Пришли к артиллерийским складам. Вошли за колючую проволоку. От корпусов остались лишь прокопченные стены, потолков и дверей уже не было. Возле зданий валялись куски человеческих тел, трупы без голов, без ног, без рук. Одежда на них частично сгорела. Из помещений складов – удушливый дым с одуряющей вонью обуглившихся человеческих тел.
Между двумя корпусами нас остановили. Мы стояли, не двигаясь. Со всех сторон эсэсы и румыны с пулемётами. Мы ждали приказа рыть себе яму.
Немецкий офицер на ломанном украинском языке отдал приказ. Перенесите разбросанные тела в одну яму. Накопайте земли и засыпьте трупы, находящиеся в складах, но так, чтобы их видно не было.
Вблизи валялись обломки досок. Из них сооружали носилки. Куски тел и трупы переносили к яме, заполненной водой. Здесь трупы сбрасывали в воду. Яма была вместительной, но уже через два часа она была переполнена, пришлось рыть новую. Вот и новая переполнена. Приказали ямы засыпать землёй, а остаток трупов перенести в склады и засыпать.

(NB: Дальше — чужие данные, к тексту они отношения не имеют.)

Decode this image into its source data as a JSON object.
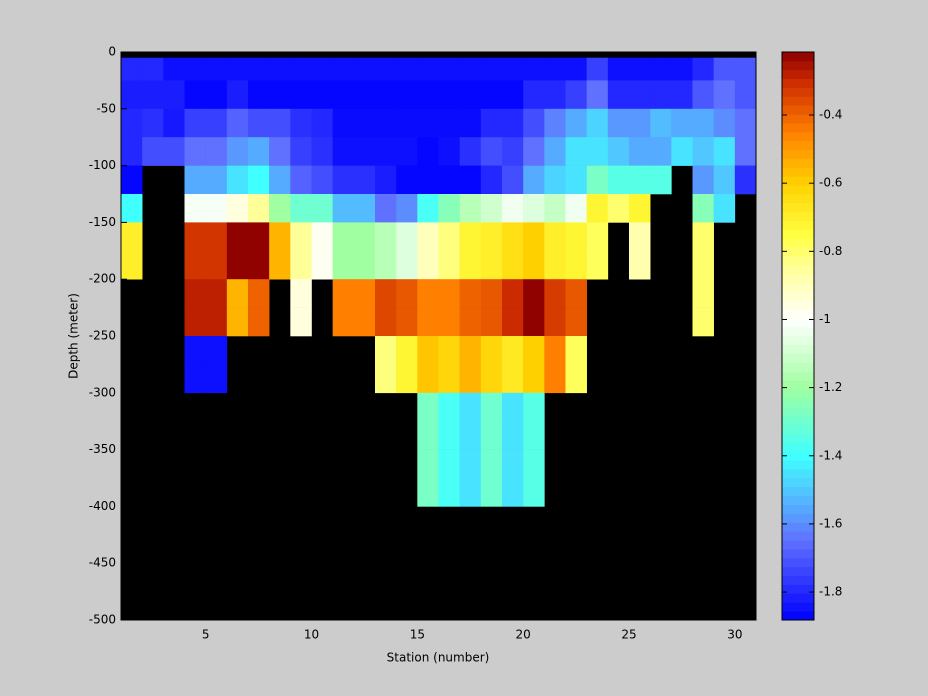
{
  "chart_data": {
    "type": "heatmap",
    "xlabel": "Station (number)",
    "ylabel": "Depth (meter)",
    "xlim": [
      1,
      31
    ],
    "ylim": [
      -500,
      0
    ],
    "xticks": [
      5,
      10,
      15,
      20,
      25,
      30
    ],
    "yticks": [
      0,
      -50,
      -100,
      -150,
      -200,
      -250,
      -300,
      -350,
      -400,
      -450,
      -500
    ],
    "x_edges": [
      1,
      2,
      3,
      4,
      5,
      6,
      7,
      8,
      9,
      10,
      11,
      12,
      13,
      14,
      15,
      16,
      17,
      18,
      19,
      20,
      21,
      22,
      23,
      24,
      25,
      26,
      27,
      28,
      29,
      30,
      31
    ],
    "y_edges": [
      0,
      -5,
      -25,
      -50,
      -75,
      -100,
      -125,
      -150,
      -175,
      -200,
      -225,
      -250,
      -275,
      -300,
      -325,
      -350,
      -375,
      -400
    ],
    "values": [
      [
        null,
        null,
        null,
        null,
        null,
        null,
        null,
        null,
        null,
        null,
        null,
        null,
        null,
        null,
        null,
        null,
        null,
        null,
        null,
        null,
        null,
        null,
        null,
        null,
        null,
        null,
        null,
        null,
        null,
        null
      ],
      [
        -1.8,
        -1.8,
        -1.85,
        -1.85,
        -1.85,
        -1.85,
        -1.85,
        -1.85,
        -1.85,
        -1.85,
        -1.85,
        -1.85,
        -1.85,
        -1.85,
        -1.85,
        -1.85,
        -1.85,
        -1.85,
        -1.85,
        -1.85,
        -1.85,
        -1.85,
        -1.75,
        -1.85,
        -1.85,
        -1.85,
        -1.85,
        -1.8,
        -1.7,
        -1.7
      ],
      [
        -1.82,
        -1.82,
        -1.82,
        -1.87,
        -1.87,
        -1.82,
        -1.87,
        -1.87,
        -1.87,
        -1.87,
        -1.87,
        -1.87,
        -1.87,
        -1.87,
        -1.87,
        -1.87,
        -1.87,
        -1.87,
        -1.87,
        -1.8,
        -1.8,
        -1.75,
        -1.65,
        -1.8,
        -1.8,
        -1.8,
        -1.8,
        -1.7,
        -1.65,
        -1.7
      ],
      [
        -1.8,
        -1.78,
        -1.83,
        -1.75,
        -1.75,
        -1.68,
        -1.72,
        -1.72,
        -1.78,
        -1.8,
        -1.86,
        -1.86,
        -1.86,
        -1.86,
        -1.86,
        -1.86,
        -1.86,
        -1.8,
        -1.8,
        -1.72,
        -1.62,
        -1.55,
        -1.48,
        -1.58,
        -1.58,
        -1.52,
        -1.55,
        -1.55,
        -1.6,
        -1.65
      ],
      [
        -1.8,
        -1.72,
        -1.72,
        -1.65,
        -1.65,
        -1.58,
        -1.55,
        -1.65,
        -1.75,
        -1.78,
        -1.85,
        -1.85,
        -1.85,
        -1.85,
        -1.87,
        -1.85,
        -1.78,
        -1.72,
        -1.75,
        -1.65,
        -1.55,
        -1.45,
        -1.45,
        -1.5,
        -1.55,
        -1.55,
        -1.45,
        -1.5,
        -1.45,
        -1.65
      ],
      [
        -1.87,
        null,
        null,
        -1.55,
        -1.55,
        -1.45,
        -1.4,
        -1.55,
        -1.68,
        -1.72,
        -1.78,
        -1.78,
        -1.82,
        -1.87,
        -1.87,
        -1.87,
        -1.87,
        -1.8,
        -1.72,
        -1.55,
        -1.48,
        -1.45,
        -1.28,
        -1.35,
        -1.35,
        -1.35,
        null,
        -1.58,
        -1.5,
        -1.78
      ],
      [
        -1.4,
        null,
        null,
        -1.02,
        -1.02,
        -0.95,
        -0.85,
        -1.2,
        -1.3,
        -1.3,
        -1.52,
        -1.52,
        -1.65,
        -1.6,
        -1.38,
        -1.25,
        -1.15,
        -1.1,
        -1.03,
        -1.07,
        -1.12,
        -1.03,
        -0.72,
        -0.8,
        -0.72,
        null,
        null,
        -1.25,
        -1.45,
        null
      ],
      [
        -0.7,
        null,
        null,
        -0.32,
        -0.32,
        -0.22,
        -0.22,
        -0.55,
        -0.85,
        -0.98,
        -1.2,
        -1.2,
        -1.15,
        -1.07,
        -0.9,
        -0.82,
        -0.72,
        -0.7,
        -0.65,
        -0.6,
        -0.7,
        -0.72,
        -0.78,
        null,
        -0.88,
        null,
        null,
        -0.8,
        null,
        null
      ],
      [
        -0.7,
        null,
        null,
        -0.32,
        -0.32,
        -0.22,
        -0.22,
        -0.55,
        -0.85,
        -0.98,
        -1.2,
        -1.2,
        -1.15,
        -1.07,
        -0.9,
        -0.82,
        -0.72,
        -0.7,
        -0.65,
        -0.6,
        -0.7,
        -0.72,
        -0.78,
        null,
        -0.88,
        null,
        null,
        -0.8,
        null,
        null
      ],
      [
        null,
        null,
        null,
        -0.28,
        -0.28,
        -0.55,
        -0.4,
        null,
        -0.95,
        null,
        -0.45,
        -0.45,
        -0.35,
        -0.38,
        -0.45,
        -0.45,
        -0.4,
        -0.38,
        -0.3,
        -0.22,
        -0.33,
        -0.38,
        null,
        null,
        null,
        null,
        null,
        -0.8,
        null,
        null
      ],
      [
        null,
        null,
        null,
        -0.28,
        -0.28,
        -0.55,
        -0.4,
        null,
        -0.95,
        null,
        -0.45,
        -0.45,
        -0.35,
        -0.38,
        -0.45,
        -0.45,
        -0.4,
        -0.38,
        -0.3,
        -0.22,
        -0.33,
        -0.38,
        null,
        null,
        null,
        null,
        null,
        -0.8,
        null,
        null
      ],
      [
        null,
        null,
        null,
        -1.85,
        -1.85,
        null,
        null,
        null,
        null,
        null,
        null,
        null,
        -0.82,
        -0.72,
        -0.58,
        -0.62,
        -0.55,
        -0.62,
        -0.68,
        -0.6,
        -0.45,
        -0.78,
        null,
        null,
        null,
        null,
        null,
        null,
        null,
        null
      ],
      [
        null,
        null,
        null,
        -1.85,
        -1.85,
        null,
        null,
        null,
        null,
        null,
        null,
        null,
        -0.82,
        -0.72,
        -0.58,
        -0.62,
        -0.55,
        -0.62,
        -0.68,
        -0.6,
        -0.45,
        -0.78,
        null,
        null,
        null,
        null,
        null,
        null,
        null,
        null
      ],
      [
        null,
        null,
        null,
        null,
        null,
        null,
        null,
        null,
        null,
        null,
        null,
        null,
        null,
        null,
        -1.28,
        -1.38,
        -1.45,
        -1.3,
        -1.45,
        -1.35,
        null,
        null,
        null,
        null,
        null,
        null,
        null,
        null,
        null,
        null
      ],
      [
        null,
        null,
        null,
        null,
        null,
        null,
        null,
        null,
        null,
        null,
        null,
        null,
        null,
        null,
        -1.28,
        -1.38,
        -1.45,
        -1.3,
        -1.45,
        -1.35,
        null,
        null,
        null,
        null,
        null,
        null,
        null,
        null,
        null,
        null
      ],
      [
        null,
        null,
        null,
        null,
        null,
        null,
        null,
        null,
        null,
        null,
        null,
        null,
        null,
        null,
        -1.28,
        -1.38,
        -1.45,
        -1.3,
        -1.45,
        -1.35,
        null,
        null,
        null,
        null,
        null,
        null,
        null,
        null,
        null,
        null
      ],
      [
        null,
        null,
        null,
        null,
        null,
        null,
        null,
        null,
        null,
        null,
        null,
        null,
        null,
        null,
        -1.28,
        -1.38,
        -1.45,
        -1.3,
        -1.45,
        -1.35,
        null,
        null,
        null,
        null,
        null,
        null,
        null,
        null,
        null,
        null
      ]
    ],
    "missing_color": "#000000",
    "clim": [
      -1.882,
      -0.215
    ],
    "cticks": [
      -0.4,
      -0.6,
      -0.8,
      -1,
      -1.2,
      -1.4,
      -1.6,
      -1.8
    ],
    "colormap": [
      {
        "value": -1.882,
        "color": "#0000ff"
      },
      {
        "value": -1.65,
        "color": "#6070ff"
      },
      {
        "value": -1.5,
        "color": "#50c8ff"
      },
      {
        "value": -1.4,
        "color": "#40ffff"
      },
      {
        "value": -1.2,
        "color": "#a0ffa0"
      },
      {
        "value": -1.0,
        "color": "#ffffff"
      },
      {
        "value": -0.85,
        "color": "#ffff99"
      },
      {
        "value": -0.75,
        "color": "#ffff40"
      },
      {
        "value": -0.6,
        "color": "#ffd000"
      },
      {
        "value": -0.45,
        "color": "#ff8000"
      },
      {
        "value": -0.3,
        "color": "#cc2a00"
      },
      {
        "value": -0.215,
        "color": "#8b0000"
      }
    ]
  }
}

Дали пятиминутный перерыв. Заметил золотое кольцо, документы и деньги. Поднял кольцо и паспорт. Паспорт оказался бессарабским. Недалеко другой паспорт – тоже бессарабский… Все документы бессарабские… Здесь погибли бессарабцы, радостные, что едут домой и целовавшие солдат – палачей. Женщины, дети, старики! Детские и женские искалеченные руки, ножки, головы мы хоронили! Грудные дети, двухлетние – в чём они виновны?..

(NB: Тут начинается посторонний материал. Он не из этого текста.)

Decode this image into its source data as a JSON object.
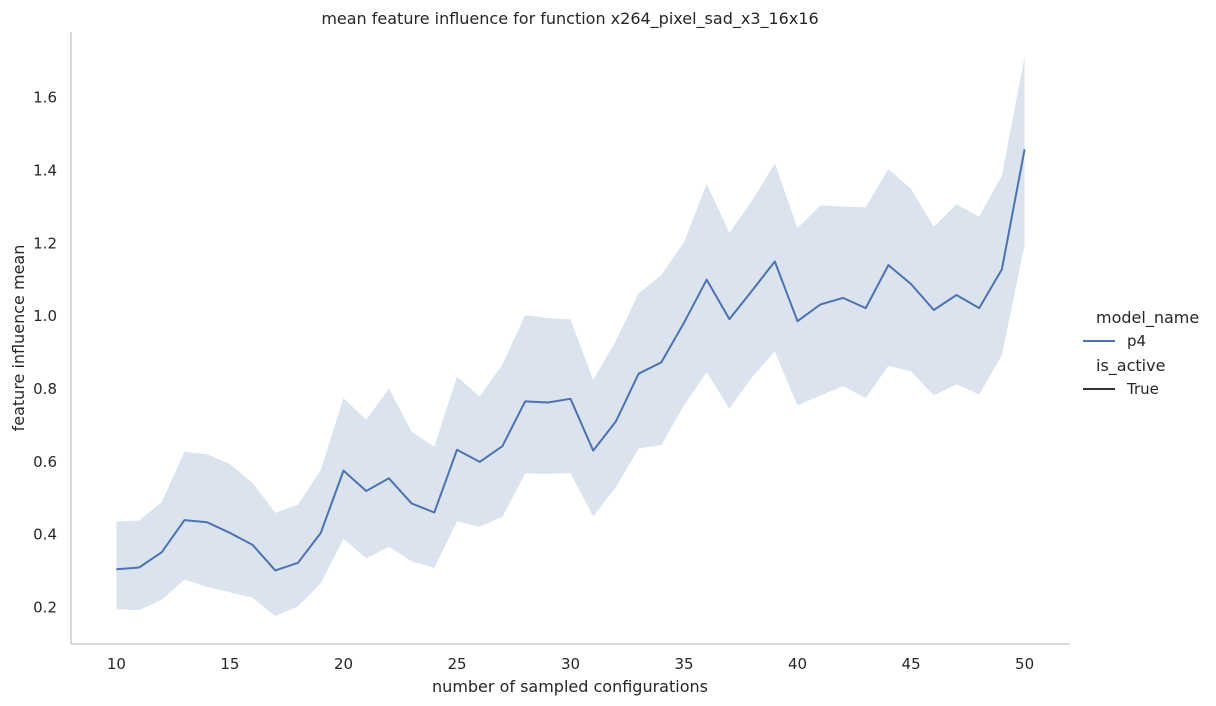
{
  "chart_data": {
    "type": "line",
    "title": "mean feature influence for function x264_pixel_sad_x3_16x16",
    "xlabel": "number of sampled configurations",
    "ylabel": "feature influence mean",
    "xlim": [
      8,
      52
    ],
    "ylim": [
      0.1,
      1.78
    ],
    "xticks": [
      10,
      15,
      20,
      25,
      30,
      35,
      40,
      45,
      50
    ],
    "yticks": [
      0.2,
      0.4,
      0.6,
      0.8,
      1.0,
      1.2,
      1.4,
      1.6
    ],
    "ytick_labels": [
      "0.2",
      "0.4",
      "0.6",
      "0.8",
      "1.0",
      "1.2",
      "1.4",
      "1.6"
    ],
    "grid": false,
    "legend_placement": "right",
    "legend": {
      "groups": [
        {
          "title": "model_name",
          "entries": [
            {
              "label": "p4",
              "color": "#4c72b0"
            }
          ]
        },
        {
          "title": "is_active",
          "entries": [
            {
              "label": "True",
              "color": "#333333"
            }
          ]
        }
      ]
    },
    "series": [
      {
        "name": "p4",
        "color": "#4c72b0",
        "band_color": "#4c72b0",
        "x": [
          10,
          11,
          12,
          13,
          14,
          15,
          16,
          17,
          18,
          19,
          20,
          21,
          22,
          23,
          24,
          25,
          26,
          27,
          28,
          29,
          30,
          31,
          32,
          33,
          34,
          35,
          36,
          37,
          38,
          39,
          40,
          41,
          42,
          43,
          44,
          45,
          46,
          47,
          48,
          49,
          50
        ],
        "y": [
          0.305,
          0.31,
          0.352,
          0.44,
          0.434,
          0.405,
          0.372,
          0.302,
          0.323,
          0.405,
          0.576,
          0.52,
          0.555,
          0.486,
          0.461,
          0.633,
          0.6,
          0.643,
          0.766,
          0.763,
          0.773,
          0.631,
          0.711,
          0.842,
          0.873,
          0.982,
          1.1,
          0.992,
          1.07,
          1.15,
          0.986,
          1.032,
          1.05,
          1.022,
          1.14,
          1.088,
          1.017,
          1.058,
          1.022,
          1.129,
          1.458
        ],
        "lower": [
          0.195,
          0.193,
          0.222,
          0.277,
          0.257,
          0.242,
          0.227,
          0.177,
          0.203,
          0.267,
          0.389,
          0.335,
          0.367,
          0.327,
          0.309,
          0.437,
          0.422,
          0.449,
          0.568,
          0.567,
          0.569,
          0.45,
          0.531,
          0.637,
          0.646,
          0.755,
          0.846,
          0.746,
          0.832,
          0.903,
          0.755,
          0.782,
          0.808,
          0.775,
          0.864,
          0.848,
          0.782,
          0.813,
          0.785,
          0.893,
          1.195
        ],
        "upper": [
          0.436,
          0.439,
          0.49,
          0.628,
          0.621,
          0.594,
          0.542,
          0.46,
          0.483,
          0.578,
          0.775,
          0.715,
          0.802,
          0.683,
          0.641,
          0.834,
          0.779,
          0.867,
          1.003,
          0.995,
          0.991,
          0.825,
          0.932,
          1.063,
          1.113,
          1.203,
          1.363,
          1.229,
          1.317,
          1.419,
          1.242,
          1.304,
          1.301,
          1.299,
          1.404,
          1.349,
          1.245,
          1.307,
          1.273,
          1.386,
          1.712
        ]
      }
    ]
  }
}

Переноска трупов закончена. Теперь переброска земли. Слой должен быть в четверть аршина (около 20 см). Земли не хватало. Работа шла в девяти складах. Все девять забиты трупами. По моим расчётам и по мнению работавших со мной товарищей, в артиллерийских складах погибло свыше 30 тысяч человек… Солнце уже заходило, когда мы закончили эту работу. Приказали собрать лопаты и построиться. Офицеры пересчитали нас. Все налицо. Ждём, что прикажут рыть новую яму, но уже для нас самих…”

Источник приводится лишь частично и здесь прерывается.